When I feel a pair of arms wrap around my waist, I smile.

“Watching you serve those mashed potatoes is getting me hot,” she whispers, and out of the corner of my eye, I see Caleb snicker to himself before pulling off his gloves and walking away.

I peel mine off as well, turning to face the pink-haired beauty trying to dirty talk me in a church. Although…I guess we’ve done worse here.

“Oh yeah?” I ask, looking down at her and biting my bottom lip. Reaching behind me for a spoon, I scoop up a dollop of the creamy potatoes. “Open, Peaches.”

With a sultry expression on her face, she parts her lips and tilts her chin up for me.

“Good little slut,” I mouth before sliding the spoon into her mouth. She closes her lips around it, letting out a hum as I pull it out. “Lick it clean,” I whisper, and with a mischievous smile, she does.

“I think we need something out of the storage closet,” she says with a wink.

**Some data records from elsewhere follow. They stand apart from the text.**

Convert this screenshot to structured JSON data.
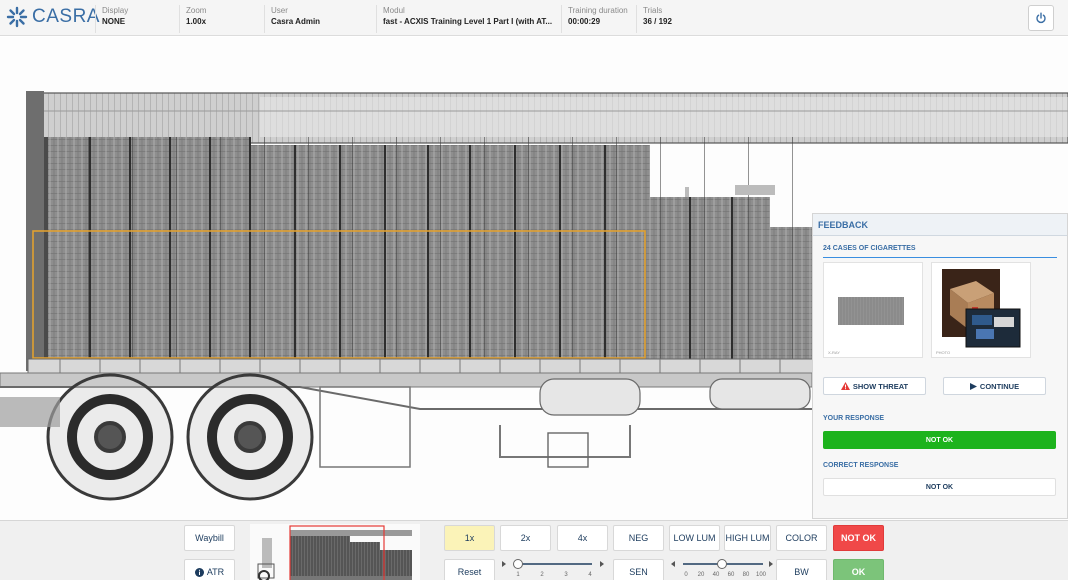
{
  "app": {
    "logo_text": "CASRA"
  },
  "header": {
    "fields": [
      {
        "label": "Display",
        "value": "NONE"
      },
      {
        "label": "Zoom",
        "value": "1.00x"
      },
      {
        "label": "User",
        "value": "Casra Admin"
      },
      {
        "label": "Modul",
        "value": "fast - ACXIS Training Level 1 Part I (with AT..."
      },
      {
        "label": "Training duration",
        "value": "00:00:29"
      },
      {
        "label": "Trials",
        "value": "36 / 192"
      }
    ],
    "power_icon": "power-icon"
  },
  "feedback": {
    "title": "FEEDBACK",
    "case_title": "24 CASES OF CIGARETTES",
    "image_captions": [
      "X-RAY",
      "PHOTO"
    ],
    "show_threat_label": "SHOW THREAT",
    "continue_label": "CONTINUE",
    "your_response_label": "YOUR RESPONSE",
    "your_response_value": "NOT OK",
    "correct_response_label": "CORRECT RESPONSE",
    "correct_response_value": "NOT OK",
    "colors": {
      "accent": "#3a6ea5",
      "ok_green": "#1db31d",
      "warning_red": "#e53935"
    }
  },
  "toolbar": {
    "waybill": "Waybill",
    "atr": "ATR",
    "zoom_1x": "1x",
    "zoom_2x": "2x",
    "zoom_4x": "4x",
    "reset": "Reset",
    "zoom_slider_ticks": [
      "1",
      "2",
      "3",
      "4"
    ],
    "neg": "NEG",
    "sen": "SEN",
    "low_lum": "LOW LUM",
    "high_lum": "HIGH LUM",
    "lum_slider_ticks": [
      "0",
      "20",
      "40",
      "60",
      "80",
      "100"
    ],
    "color": "COLOR",
    "bw": "BW",
    "not_ok": "NOT OK",
    "ok": "OK",
    "colors": {
      "not_ok_bg": "#f04848",
      "ok_bg": "#7cc47a",
      "active_bg": "#fbf3b8"
    }
  }
}
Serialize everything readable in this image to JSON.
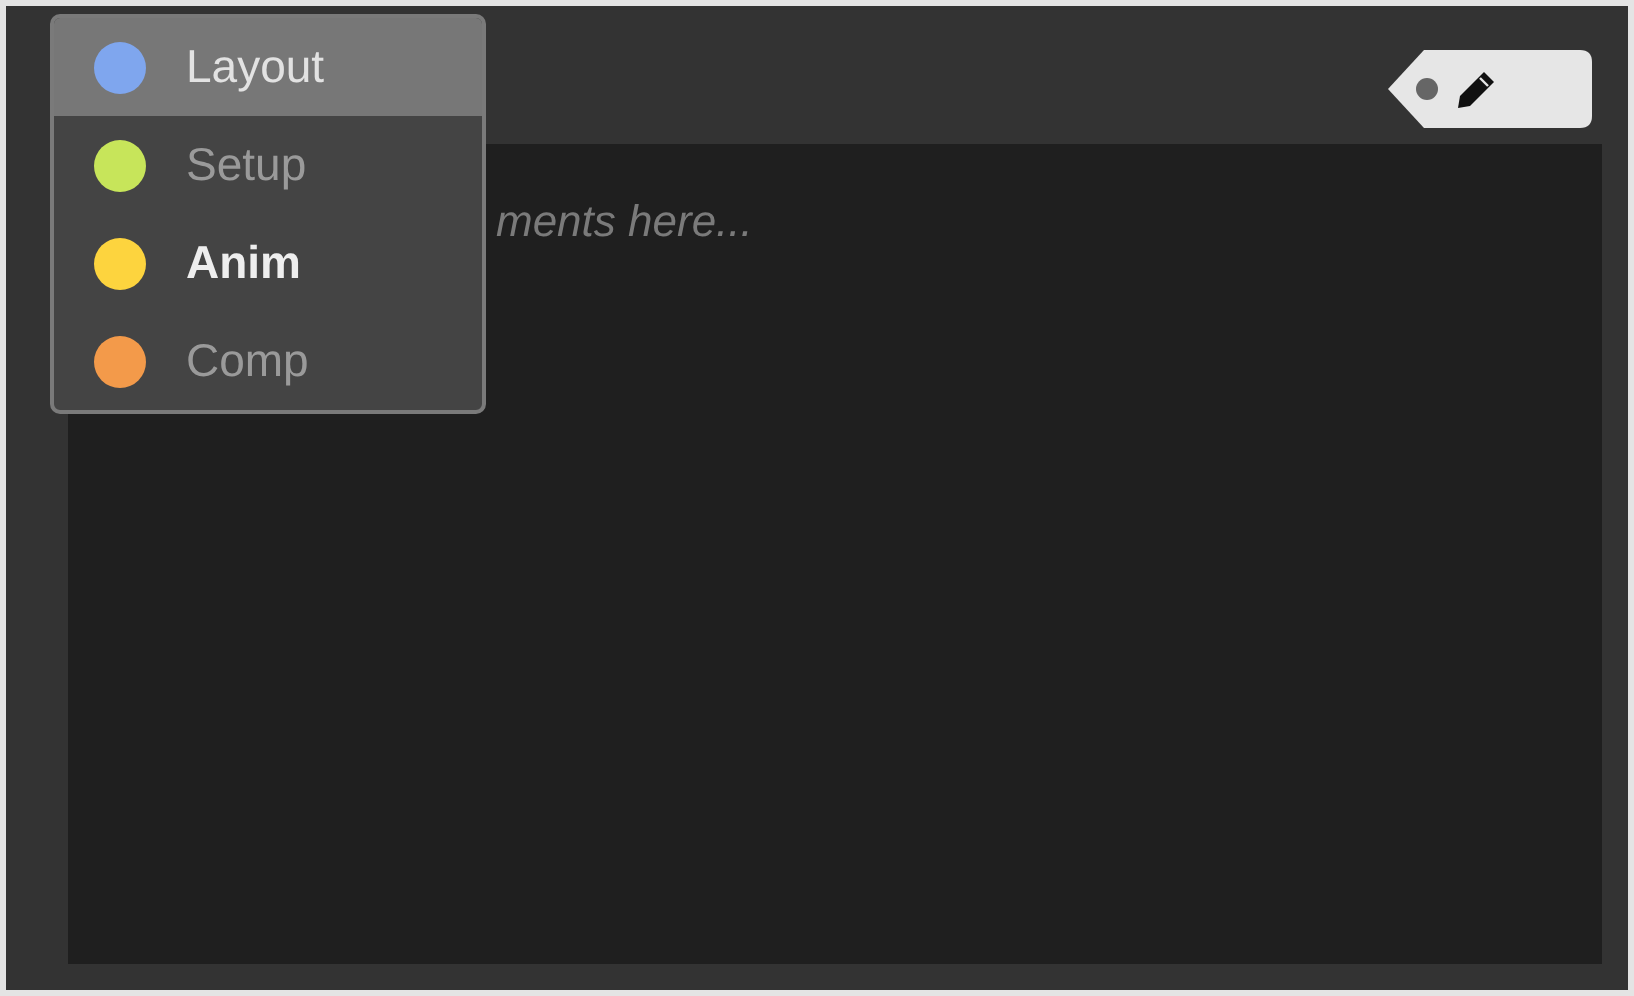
{
  "status_menu": {
    "items": [
      {
        "label": "Layout",
        "color": "#7fa6ee",
        "selected": true,
        "current": false
      },
      {
        "label": "Setup",
        "color": "#c7e55a",
        "selected": false,
        "current": false
      },
      {
        "label": "Anim",
        "color": "#fdd43e",
        "selected": false,
        "current": true
      },
      {
        "label": "Comp",
        "color": "#f39a4a",
        "selected": false,
        "current": false
      }
    ]
  },
  "comment_box": {
    "placeholder": "ments here..."
  }
}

Laughing, I lean forward and take her mouth in a kiss, trailing my hand over her jaw and holding it delicately around her throat. This girl makes me crazy.

“And what is that?” I hear my mother’s voice from just a foot away, and it’s like ice water over my quickly growing dick.

Clearing my throat, I pull away and glance down at what my mother is staring at in horror.

“Busted…” Sage teases.

That’s when I notice the sleeve of my shirt has rolled up enough to expose the black-and-gray tattoo covering most of my forearm.

My mother approaches, practically ripping the buttons off my sleeve to see the artwork there. As far as I know, I’m the first of her sons to get a tattoo.

“What is it?” she asks, as her fingers run over the ink.

“It’s a snake wrapped around a peach tree,” I reply, glancing up at Sage, who’s biting her bottom lip and smiling back at me.

“Why on earth did you get that?” my mother asks with alarm.

“The snake represents fresh starts and rebirth since it’s always shedding its skin. And the peach tree…is personal.”

At first, my mother’s expression is loaded with emotion, staring up at me as she touches my cheek. Then her gaze tracks over to my girlfriend, looking more and more mischievous by the second. My mother narrows her eyes at her before wrapping an arm over her shoulder.

“You’re a bad influence,” she says with affection as she squeezes Sage to her side.

“Thanks,” Sage replies, taking that as a compliment. “We can get you one next.”

“Nice try,” my mother says with a laugh.

After letting go of Sage, she wraps a hand around my arm and squeezes it. Then we gaze out at the crowd, eating the meals we provided. For a moment, the emotion is thick between the three of us, my mother at one side and the love of my life at the other.

As Sage tucks herself under my arm, nestled in with her arms wrapped around my torso, my mother smiles. Then she looks me in the eyes as she whispers, “I’m so proud of you.”

And those five words alone make everything worth it.